Il Festival si fa megafono di un messaggio importante, di un’analisi che risulta sempre più necessaria. “Claudio, come sempre, è avanti anni luce – ha spiegato il Presidente di Telefono Azzurro, Ernesto Caffo -. Va strutturato un percorso di recupero per questi ragazzi che vivono una situazione di assenza educativa, lavoriamo da anni nella gestione e nel coordinamento di azioni che si sviluppano in questa direzione. In questi ultimi anni sono cambiate tante cose, prima ci trovavamo ad ascoltare bambini e ragazze che raccontavano di violenze domestiche. Oggi sentiamo forte la drammaticità della violenza che li travolge, anche sui social. Fare rete è quindi importante, ma va stimolata una politica nazionale in grado di passare tra i vari territori. Bisogna partire dal basso, dalle strutture sportive, dagli oratori”.
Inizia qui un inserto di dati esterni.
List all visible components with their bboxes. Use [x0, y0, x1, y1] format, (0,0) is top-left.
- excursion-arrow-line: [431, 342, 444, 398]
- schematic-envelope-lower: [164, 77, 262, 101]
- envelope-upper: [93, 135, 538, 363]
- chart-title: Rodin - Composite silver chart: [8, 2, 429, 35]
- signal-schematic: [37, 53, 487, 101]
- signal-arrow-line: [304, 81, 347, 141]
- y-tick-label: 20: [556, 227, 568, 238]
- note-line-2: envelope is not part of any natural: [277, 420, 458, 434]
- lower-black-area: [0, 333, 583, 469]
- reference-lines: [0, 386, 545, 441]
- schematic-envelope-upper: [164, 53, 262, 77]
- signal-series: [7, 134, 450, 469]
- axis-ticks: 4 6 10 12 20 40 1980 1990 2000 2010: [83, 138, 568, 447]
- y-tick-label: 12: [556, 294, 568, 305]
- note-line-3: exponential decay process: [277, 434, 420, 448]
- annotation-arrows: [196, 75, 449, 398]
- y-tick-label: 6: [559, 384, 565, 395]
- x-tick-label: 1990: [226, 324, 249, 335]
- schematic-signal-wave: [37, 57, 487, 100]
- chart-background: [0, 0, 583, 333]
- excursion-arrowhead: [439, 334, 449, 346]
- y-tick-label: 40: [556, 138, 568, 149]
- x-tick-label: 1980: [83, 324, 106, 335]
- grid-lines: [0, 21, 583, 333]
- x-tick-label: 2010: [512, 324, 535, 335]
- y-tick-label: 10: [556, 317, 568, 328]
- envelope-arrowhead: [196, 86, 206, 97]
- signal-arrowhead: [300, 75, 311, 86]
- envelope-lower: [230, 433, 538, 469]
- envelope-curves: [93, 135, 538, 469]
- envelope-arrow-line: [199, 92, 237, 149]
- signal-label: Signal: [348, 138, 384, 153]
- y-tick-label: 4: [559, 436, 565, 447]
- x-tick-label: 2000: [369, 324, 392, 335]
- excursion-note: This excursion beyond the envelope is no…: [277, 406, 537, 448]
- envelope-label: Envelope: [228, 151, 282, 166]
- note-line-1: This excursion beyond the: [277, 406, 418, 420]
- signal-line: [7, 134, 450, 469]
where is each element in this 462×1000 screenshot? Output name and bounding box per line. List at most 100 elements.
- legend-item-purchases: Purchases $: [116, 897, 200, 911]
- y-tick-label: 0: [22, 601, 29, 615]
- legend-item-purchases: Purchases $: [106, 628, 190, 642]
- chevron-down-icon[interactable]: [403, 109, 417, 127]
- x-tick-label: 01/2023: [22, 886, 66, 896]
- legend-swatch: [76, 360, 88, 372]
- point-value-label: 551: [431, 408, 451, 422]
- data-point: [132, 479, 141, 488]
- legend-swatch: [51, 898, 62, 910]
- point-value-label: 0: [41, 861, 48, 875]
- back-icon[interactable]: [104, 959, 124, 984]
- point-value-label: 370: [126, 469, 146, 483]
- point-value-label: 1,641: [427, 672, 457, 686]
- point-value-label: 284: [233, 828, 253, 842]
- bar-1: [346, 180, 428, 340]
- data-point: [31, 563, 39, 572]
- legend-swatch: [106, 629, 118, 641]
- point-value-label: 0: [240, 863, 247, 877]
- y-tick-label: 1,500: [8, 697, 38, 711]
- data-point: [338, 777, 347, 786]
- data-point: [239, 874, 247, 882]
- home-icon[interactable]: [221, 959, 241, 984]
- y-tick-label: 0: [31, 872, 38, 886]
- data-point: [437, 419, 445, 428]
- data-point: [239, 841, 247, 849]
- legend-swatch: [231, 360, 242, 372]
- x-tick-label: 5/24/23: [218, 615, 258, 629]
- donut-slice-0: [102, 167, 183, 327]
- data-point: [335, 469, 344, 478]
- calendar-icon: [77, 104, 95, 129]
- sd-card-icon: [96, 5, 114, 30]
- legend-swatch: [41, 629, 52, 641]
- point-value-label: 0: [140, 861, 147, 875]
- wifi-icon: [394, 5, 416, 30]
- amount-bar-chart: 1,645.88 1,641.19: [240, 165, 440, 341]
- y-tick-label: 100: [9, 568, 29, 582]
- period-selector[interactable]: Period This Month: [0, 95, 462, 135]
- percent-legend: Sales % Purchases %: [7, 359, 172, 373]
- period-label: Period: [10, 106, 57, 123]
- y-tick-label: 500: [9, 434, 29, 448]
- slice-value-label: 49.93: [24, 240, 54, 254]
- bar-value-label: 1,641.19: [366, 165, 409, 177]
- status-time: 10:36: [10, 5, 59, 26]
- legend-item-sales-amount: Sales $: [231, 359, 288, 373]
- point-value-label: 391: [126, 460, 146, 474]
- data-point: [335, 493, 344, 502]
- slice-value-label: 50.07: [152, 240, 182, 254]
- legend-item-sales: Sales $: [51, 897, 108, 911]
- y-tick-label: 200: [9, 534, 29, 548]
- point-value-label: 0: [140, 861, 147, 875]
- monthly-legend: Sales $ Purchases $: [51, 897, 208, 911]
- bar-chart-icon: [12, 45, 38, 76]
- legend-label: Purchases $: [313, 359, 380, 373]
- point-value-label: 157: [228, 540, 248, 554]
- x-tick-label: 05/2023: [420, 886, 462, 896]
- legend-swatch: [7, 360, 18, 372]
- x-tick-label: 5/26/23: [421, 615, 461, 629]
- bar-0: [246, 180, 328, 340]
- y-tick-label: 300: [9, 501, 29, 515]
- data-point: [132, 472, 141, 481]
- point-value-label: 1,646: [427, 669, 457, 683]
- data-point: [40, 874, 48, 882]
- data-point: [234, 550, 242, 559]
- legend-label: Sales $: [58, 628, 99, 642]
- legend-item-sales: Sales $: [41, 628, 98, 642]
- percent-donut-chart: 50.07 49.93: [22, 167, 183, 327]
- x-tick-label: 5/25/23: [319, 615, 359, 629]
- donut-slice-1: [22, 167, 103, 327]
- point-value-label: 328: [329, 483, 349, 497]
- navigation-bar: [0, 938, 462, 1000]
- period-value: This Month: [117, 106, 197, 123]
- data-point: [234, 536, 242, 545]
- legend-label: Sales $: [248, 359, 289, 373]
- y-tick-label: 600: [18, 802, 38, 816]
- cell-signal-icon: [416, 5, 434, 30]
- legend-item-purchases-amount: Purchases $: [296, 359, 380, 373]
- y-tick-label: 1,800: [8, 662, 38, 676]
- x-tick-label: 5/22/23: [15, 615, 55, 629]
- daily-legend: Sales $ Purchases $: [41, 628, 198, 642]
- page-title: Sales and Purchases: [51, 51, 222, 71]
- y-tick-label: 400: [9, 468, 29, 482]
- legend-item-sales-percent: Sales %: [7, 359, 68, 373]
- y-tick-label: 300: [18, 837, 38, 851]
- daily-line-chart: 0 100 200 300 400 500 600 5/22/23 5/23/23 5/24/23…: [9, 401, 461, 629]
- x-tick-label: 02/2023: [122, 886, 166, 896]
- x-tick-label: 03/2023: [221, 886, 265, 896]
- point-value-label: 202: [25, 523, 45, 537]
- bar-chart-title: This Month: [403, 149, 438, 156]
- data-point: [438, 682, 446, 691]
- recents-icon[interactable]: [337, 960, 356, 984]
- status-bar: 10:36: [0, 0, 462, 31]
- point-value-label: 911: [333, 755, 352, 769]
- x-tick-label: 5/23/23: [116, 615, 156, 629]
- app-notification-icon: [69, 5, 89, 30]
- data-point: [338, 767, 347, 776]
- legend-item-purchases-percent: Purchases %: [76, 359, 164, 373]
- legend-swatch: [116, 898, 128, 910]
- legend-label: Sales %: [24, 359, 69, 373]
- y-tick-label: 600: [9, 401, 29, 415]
Costruire una comunità attenta e scrupolosa, pronta a prevenire ma soprattutto curare. “Quando minacciarono di spegnermi a Forcella, mi trasferirono in fretta a Roma in un comitato sul bullismo dove tutto è purtroppo rimasto sulla carta – ha invece raccontato Don Luigi Merola -. Non voglio dire che non abbiamo bisogno delle leggi, ma che urgono atti concreti e visivi. La verità è che c’è un vuoto educativo e che i genitori non sanno più fare i genitori. Se la preside di un Istituto richiama uno studente, il giorno dopo arrivano nel suo ufficio la mamma, il papà e pure l’avvocato”. Un monito diretto, lontano dai giri di parole.

“Ho avuto la fortuna e l’opportunità di seguire i lavori che hanno preceduto questa legge tanto sentita, aspettata e fortemente voluta – ha spiegato in chiusura il Consigliere Regionale della Campania, Maria Ricchiuti -. Abbiamo raccolto spunti affinché questo testo legislativo riuscisse ad essere esaustivo ed efficace. Spesso si ha una visione distorta della legge, la vediamo e sentiamo come un qualcosa di arido e senza anima – ha continuato -. In questa, ad esempio, è forte il messaggio ed il cuore. Vanno recuperati i valori e i principi che oggi purtroppo abbiamo perso”. Capire, analizzare, istruire per riuscire ad agire con immediatezza e concretezza. A scongiurare la faccia di quella medaglia che permette ad ognuno di noi di essere in tutti momenti su ogni momento ma che riesce, allo stesso tempo, a sopraffare e distruggere intere famiglie. Quel vortice inarrestabile del cyberbullismo, in grado di spazzare via il buono dei social, della rete, delle persone.